L’un des aspects les plus importants de la vie de famille est la communication. Malheureusement, beaucoup de familles tombent dans des schémas de communication dysfonctionnels. Ils peuvent être indirects, critiques, sarcastiques, ou tout simplement incapables de dire ce qu'ils ressentent vraiment. Les messages cachés et non-dits créent une tension invisible, qui peut affecter tout le monde dans la famille. Pour que la famille fonctionne de manière saine, il est essentiel que ses membres puissent exprimer leurs sentiments de manière ouverte et honnête. Cela signifie être capable de dire 'je t’aime', mais aussi 'je suis en colère' ou 'je me sens blessé', sans crainte de représailles ou de rejet.

 

It is also crucial to understand the importance of self-esteem in family relationships. Each individual needs to feel valued, loved, and accepted for who they are. When a family member has low self-esteem, it affects not only their own life but the family dynamic as a whole. Therefore, it is important for parents to actively work on building their children’s self-esteem, offering unconditional love and showing them they are capable and competent.

 

Il est également crucial de comprendre l’importance de l’estime de soi dans les relations familiales. Chaque individu a besoin de se sentir valorisé, aimé et accepté pour ce qu’il est. Lorsqu’un membre de la famille a une faible estime de soi, cela affecte non seulement sa propre vie, mais aussi la dynamique familiale dans son ensemble. Il est donc important que les parents travaillent activement à renforcer l’estime de soi de leurs enfants, en leur offrant un amour inconditionnel et en leur montrant qu'ils sont capables et compétents.

 

In a healthy family, members learn to recognize and respect their differences while remaining deeply connected. This means accepting that each person in the family is unique, with their own thoughts, feelings, desires, and needs. Parents, especially, must learn to respect their children’s differences and encourage them to explore their own identities while maintaining a strong emotional bond.

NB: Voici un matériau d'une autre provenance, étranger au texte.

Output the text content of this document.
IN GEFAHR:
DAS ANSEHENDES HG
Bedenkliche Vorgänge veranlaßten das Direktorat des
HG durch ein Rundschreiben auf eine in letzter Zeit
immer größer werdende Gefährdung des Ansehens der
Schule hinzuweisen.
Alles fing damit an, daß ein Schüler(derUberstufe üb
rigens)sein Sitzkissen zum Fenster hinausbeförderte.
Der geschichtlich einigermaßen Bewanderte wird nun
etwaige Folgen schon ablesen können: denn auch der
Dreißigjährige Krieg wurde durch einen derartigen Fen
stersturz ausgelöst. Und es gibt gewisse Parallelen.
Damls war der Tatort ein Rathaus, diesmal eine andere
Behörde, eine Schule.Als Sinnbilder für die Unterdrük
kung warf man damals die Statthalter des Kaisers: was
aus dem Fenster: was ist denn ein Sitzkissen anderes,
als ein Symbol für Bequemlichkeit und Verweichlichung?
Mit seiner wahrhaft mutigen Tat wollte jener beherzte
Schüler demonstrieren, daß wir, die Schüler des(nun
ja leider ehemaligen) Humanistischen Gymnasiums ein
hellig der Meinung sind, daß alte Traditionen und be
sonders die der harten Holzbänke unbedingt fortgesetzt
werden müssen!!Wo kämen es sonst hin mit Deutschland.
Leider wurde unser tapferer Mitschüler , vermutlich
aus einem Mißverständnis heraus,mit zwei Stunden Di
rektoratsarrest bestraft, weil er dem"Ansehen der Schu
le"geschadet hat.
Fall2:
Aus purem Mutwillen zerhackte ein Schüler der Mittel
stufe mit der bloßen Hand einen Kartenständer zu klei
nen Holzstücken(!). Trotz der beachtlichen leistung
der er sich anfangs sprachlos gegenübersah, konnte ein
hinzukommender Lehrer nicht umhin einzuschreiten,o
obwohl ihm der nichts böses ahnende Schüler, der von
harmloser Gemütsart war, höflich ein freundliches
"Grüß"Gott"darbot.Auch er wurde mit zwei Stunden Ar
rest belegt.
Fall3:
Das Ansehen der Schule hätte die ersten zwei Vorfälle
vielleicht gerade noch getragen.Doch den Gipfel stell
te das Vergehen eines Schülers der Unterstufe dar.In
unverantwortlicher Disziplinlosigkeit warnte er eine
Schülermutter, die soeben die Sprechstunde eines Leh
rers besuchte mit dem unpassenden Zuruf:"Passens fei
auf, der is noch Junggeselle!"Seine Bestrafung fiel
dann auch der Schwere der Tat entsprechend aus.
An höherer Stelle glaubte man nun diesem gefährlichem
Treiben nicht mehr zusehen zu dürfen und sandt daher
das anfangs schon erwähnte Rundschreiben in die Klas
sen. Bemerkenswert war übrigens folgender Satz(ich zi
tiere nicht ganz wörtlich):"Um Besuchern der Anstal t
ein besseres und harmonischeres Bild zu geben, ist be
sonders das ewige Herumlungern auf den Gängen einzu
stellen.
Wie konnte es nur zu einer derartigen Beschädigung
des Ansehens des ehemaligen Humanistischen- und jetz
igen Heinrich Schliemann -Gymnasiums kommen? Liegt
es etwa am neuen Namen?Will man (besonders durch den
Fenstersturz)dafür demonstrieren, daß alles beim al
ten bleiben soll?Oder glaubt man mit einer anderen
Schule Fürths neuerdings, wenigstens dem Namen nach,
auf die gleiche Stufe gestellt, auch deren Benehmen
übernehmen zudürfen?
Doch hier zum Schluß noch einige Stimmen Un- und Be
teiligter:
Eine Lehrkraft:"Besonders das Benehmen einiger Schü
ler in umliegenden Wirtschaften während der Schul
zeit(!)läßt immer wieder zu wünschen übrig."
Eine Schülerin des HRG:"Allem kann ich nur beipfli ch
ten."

Too often, parents try to mold their children according to their own desires and aspirations, instead of allowing their children to become who they truly are.

 

Dans une famille saine, les membres apprennent à reconnaître et à respecter leurs différences tout en restant profondément liés. Cela signifie accepter que chaque personne dans la famille est unique, avec ses propres pensées, sentiments, désirs et besoins. Les parents, en particulier, doivent apprendre à respecter les différences de leurs enfants, et à les encourager à explorer leur propre identité tout en maintenant un lien affectif fort. Trop souvent, les parents essaient de modeler leurs enfants selon leurs propres désirs et aspirations, au lieu de permettre à leurs enfants de devenir ce qu’ils sont vraiment.

 

However, it is important to note that even the most loving and nurturing families face challenges. There will always be moments of conflict, stress, and difficulty. What distinguishes a healthy family from a dysfunctional one is how it handles those challenges. Healthy families are able to address conflict constructively, using open communication and seeking solutions that respect everyone’s needs. They are able to adapt and grow together, rather than tearing each other apart during times of crisis.

 

Cependant, il est important de noter que même les familles les plus aimantes et bienveillantes rencontrent des défis. Il y aura toujours des moments de conflit, de stress et de difficulté. Ce qui différencie une famille saine d'une famille dysfonctionnelle, c'est la manière dont elle gère ces défis. Les familles saines sont capables de faire face aux conflits de manière constructive, en utilisant la communication ouverte et en cherchant des solutions qui respectent les besoins de chacun. Elles sont capables de s'adapter et de grandir ensemble, plutôt que de se déchirer dans les moments de crise.

 

Change is inevitable, and every family goes through transitions, whether it’s aging, economic shifts, or unexpected events. What matters is that the family stays united during those times, relying on a strong foundation of trust, communication, and mutual respect. The family is like a tree—with strong roots, it can withstand the storms and continue to grow, even in the most difficult conditions..."

 

Le changement est inévitable, et chaque famille traverse des transitions, qu'il s'agisse du vieillissement, des changements économiques ou des événements inattendus. Ce qui compte, c'est que la famille reste unie dans ces moments-là, en s'appuyant sur des bases solides de confiance, de communication et de respect mutuel. La famille est comme un arbre – avec des racines solides, elle peut résister aux tempêtes et continuer à croître, même dans les conditions les plus difficiles..."

 

"Your Many Faces: The First Step to Being Loved" (1978)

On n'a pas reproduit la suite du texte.